Following, we verified the function of CBLB in colon cancer. CBLB is a proto-oncogene considered as a new target for tumor immunotherapy [41]. However, its expression in colon cancer has not yet been reported. We collected colon tissue samples from 10 patients with colon cancer. WB analysis results showed CBLB was highly expressed in the non-cancerous tissue of colon but lower in the tumor tissues (Fig. S7A). Immunohistochemistry also showed the same results (Fig. S 7B). We also detected the expression of CBLB in subcutaneous colon cancer tumors of control group and SD group. WB analysis results showed that sleep-deprivation decreased the expression of CBLB in subcutaneous colon cancer tumors, while cMYC was highly expressed in subcutaneous colon cancer tumors of SD group (Fig. S 7C). We further transfected SW480 and LoVo cells with CBLB overexpression plasmid and knockdown lentivirus. We found that knockdown of CBLB enhanced the proliferation and migration of tumor cells, while overexpression had the opposite effect (Fig. S7D-F, S8A-C). WB analysis results revealed that knockdown of CBLB increased the expression of cMYC and promoted the expression of proliferation and migration marker proteins, while overexpression of CBLB led to the opposite effect (Fig. 8F). Immunofluorescence results also indicated that downregulating the expression of CBLB promoted the proliferation and migration of colon cancer cells (Fig. S9A). Whereas, the results of subcutaneous tumor formation in mice also revealed that the expression of CBLB was negatively correlated with tumor proliferation (Fig. S9B-D).

We further explored the specific mechanism of cMYC down-regulation induced by CBLB with CHX to detect the degradation of cMYC protein. It was found that the degradation rate of the cMYC protein was significantly faster when CBLB was overexpressed in colon cancer cells (Fig. 8G), compared to the cMYC protein, which was considerably slower when CBLB was downregulated (Fig. S9E). This indicated that CBLB reduced the stability of the cMYC protein. In addition, GABA-induced colon cancer cells were treated with MG132, resulting in increased cMYC expression. However, MG132 did not significantly increase the expression of cMYC in CBLB knockdown colon cancer cells. While MG132 treating CBLB overexpressed colon cancer cells, it showed consistent results (Fig. S 9F, G).
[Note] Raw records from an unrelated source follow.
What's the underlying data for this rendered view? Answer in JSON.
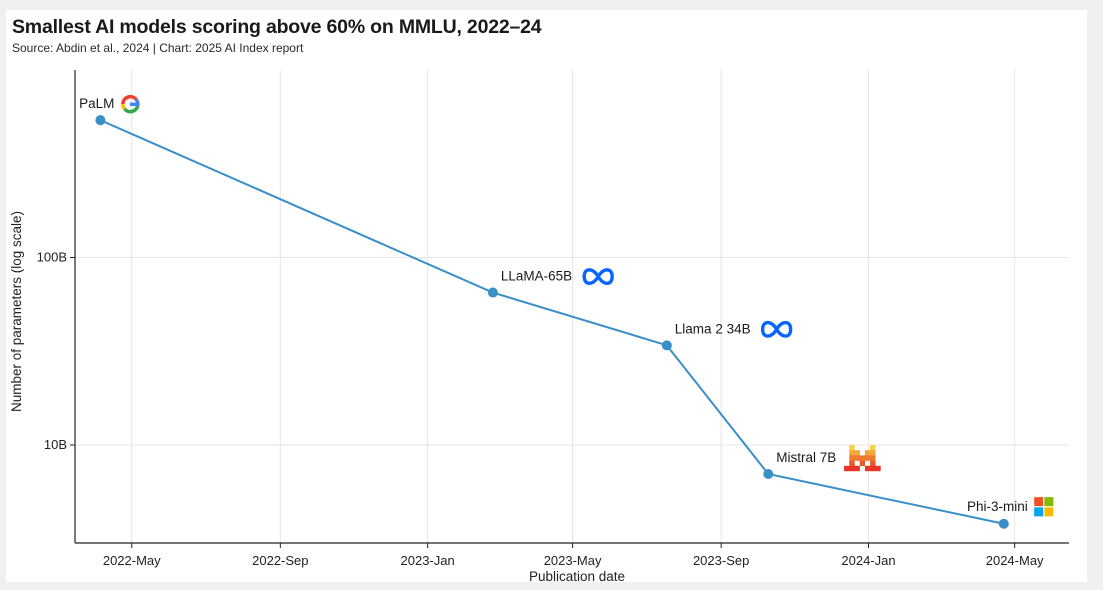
{
  "header": {
    "title": "Smallest AI models scoring above 60% on MMLU, 2022–24",
    "subtitle": "Source: Abdin et al., 2024 | Chart: 2025 AI Index report"
  },
  "chart_data": {
    "type": "line",
    "title": "Smallest AI models scoring above 60% on MMLU, 2022–24",
    "xlabel": "Publication date",
    "ylabel": "Number of parameters (log scale)",
    "y_scale": "log",
    "x_ticks": [
      "2022-May",
      "2022-Sep",
      "2023-Jan",
      "2023-May",
      "2023-Sep",
      "2024-Jan",
      "2024-May"
    ],
    "y_ticks": [
      "10B",
      "100B"
    ],
    "xlim": [
      "2022-03-15",
      "2024-06-15"
    ],
    "ylim": [
      3000000000,
      1000000000000
    ],
    "grid": true,
    "line_color": "#3a8fc7",
    "series": [
      {
        "points": [
          {
            "x": "2022-04-05",
            "y": 540000000000,
            "label": "PaLM",
            "logo": "google-logo"
          },
          {
            "x": "2023-02-24",
            "y": 65000000000,
            "label": "LLaMA-65B",
            "logo": "meta-logo"
          },
          {
            "x": "2023-07-18",
            "y": 34000000000,
            "label": "Llama 2 34B",
            "logo": "meta-logo"
          },
          {
            "x": "2023-10-10",
            "y": 7000000000,
            "label": "Mistral 7B",
            "logo": "mistral-logo"
          },
          {
            "x": "2024-04-22",
            "y": 3800000000,
            "label": "Phi-3-mini",
            "logo": "microsoft-logo"
          }
        ]
      }
    ]
  }
}
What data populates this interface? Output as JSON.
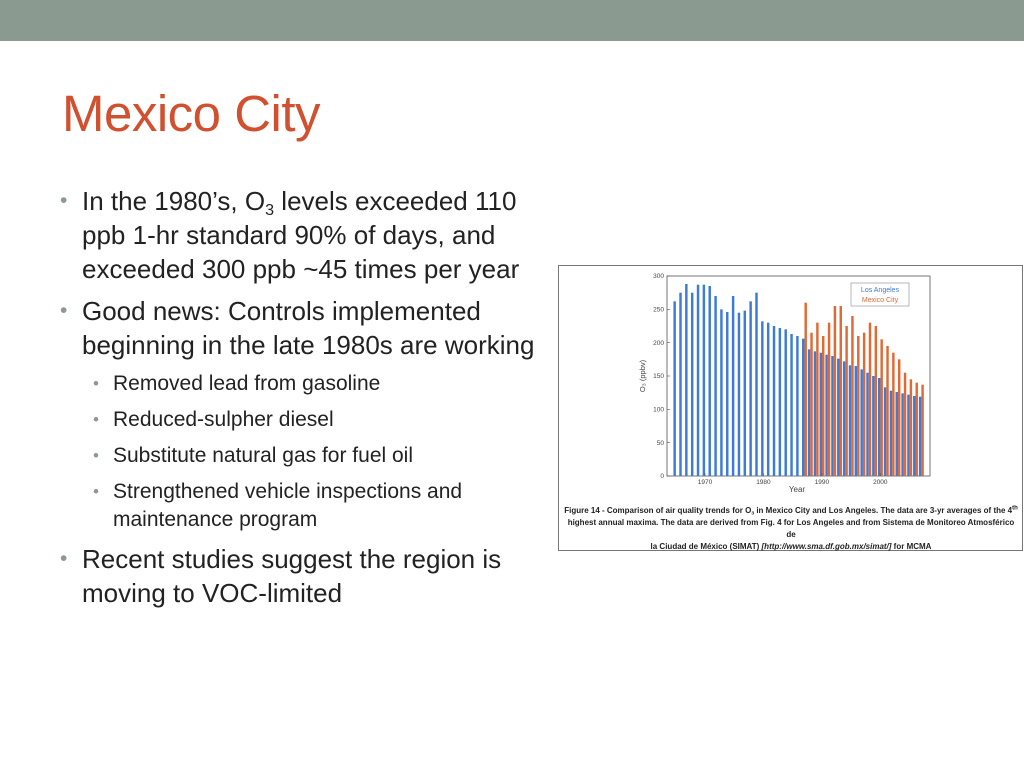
{
  "slide": {
    "title": "Mexico City",
    "bullets": [
      {
        "pre": "In the 1980’s, O",
        "sub": "3",
        "post": " levels exceeded 110 ppb 1-hr standard 90% of days, and exceeded 300 ppb ~45 times per year"
      },
      {
        "text": "Good news: Controls implemented beginning in the late 1980s are working"
      },
      {
        "text": "Removed lead from gasoline"
      },
      {
        "text": "Reduced-sulpher diesel"
      },
      {
        "text": "Substitute natural gas for fuel oil"
      },
      {
        "text": "Strengthened vehicle inspections and maintenance program"
      },
      {
        "text": "Recent studies suggest the region is moving to VOC-limited"
      }
    ]
  },
  "figure": {
    "caption": {
      "line1_a": "Figure 14 - Comparison of air quality trends for O",
      "line1_sub": "3",
      "line1_b": " in Mexico City and Los Angeles.  The data are 3-yr averages of the 4",
      "line1_sup": "th",
      "line2": "highest annual maxima.  The data are derived from Fig. 4 for Los Angeles and from Sistema de Monitoreo Atmosférico de",
      "line3_a": "la Ciudad de México (SIMAT) ",
      "line3_url": "[http://www.sma.df.gob.mx/simat/]",
      "line3_b": " for MCMA"
    }
  },
  "chart_data": {
    "type": "bar",
    "xlabel": "Year",
    "ylabel": "O₃ (ppbv)",
    "ylim": [
      0,
      300
    ],
    "yticks": [
      0,
      50,
      100,
      150,
      200,
      250,
      300
    ],
    "xticks": [
      1970,
      1980,
      1990,
      2000
    ],
    "xlim": [
      1963.5,
      2008.5
    ],
    "legend_position": "top-right",
    "colors": {
      "Los Angeles": "#3d7bd6",
      "Mexico City": "#e06a35"
    },
    "series": [
      {
        "name": "Los Angeles",
        "x": [
          1965,
          1966,
          1967,
          1968,
          1969,
          1970,
          1971,
          1972,
          1973,
          1974,
          1975,
          1976,
          1977,
          1978,
          1979,
          1980,
          1981,
          1982,
          1983,
          1984,
          1985,
          1986,
          1987,
          1988,
          1989,
          1990,
          1991,
          1992,
          1993,
          1994,
          1995,
          1996,
          1997,
          1998,
          1999,
          2000,
          2001,
          2002,
          2003,
          2004,
          2005,
          2006,
          2007
        ],
        "values": [
          262,
          275,
          288,
          275,
          287,
          287,
          285,
          270,
          250,
          246,
          270,
          245,
          248,
          262,
          275,
          232,
          230,
          225,
          222,
          220,
          213,
          210,
          206,
          190,
          187,
          185,
          182,
          180,
          176,
          172,
          166,
          165,
          160,
          155,
          150,
          147,
          133,
          128,
          126,
          124,
          122,
          120,
          119
        ]
      },
      {
        "name": "Mexico City",
        "x": [
          1987,
          1988,
          1989,
          1990,
          1991,
          1992,
          1993,
          1994,
          1995,
          1996,
          1997,
          1998,
          1999,
          2000,
          2001,
          2002,
          2003,
          2004,
          2005,
          2006,
          2007
        ],
        "values": [
          260,
          215,
          230,
          210,
          230,
          255,
          255,
          225,
          240,
          210,
          215,
          230,
          225,
          205,
          195,
          185,
          175,
          155,
          145,
          140,
          137
        ]
      }
    ]
  }
}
It indicates that CBLB regulates the degradation of cMYC through a proteasome-dependent pathway. We further explored the polyubiquitinated form of endogenous cMYC in CBLB knockdown colon cancer cells. In the presence of MG132, the ubiquitination form of endogenous cMYC protein in CBLB knockdown group was significantly reduced (Fig. 8H). To investigate further mechanism CBLB regulates cMYC protein levels, we explored whether CBLB directly binds to cMYC. Endogenous immunoprecipitation demonstrated that CBLB protein binds to cMYC (Fig. 8I, S9H). Immunofluorescence analysis of SW480 and LoVo cells revealed colocalization of CBLB and cMYC in cells (Fig. 8J). These results revealed that CBLB, as an E3 ligase, can recognize and bind the substrate cMYC.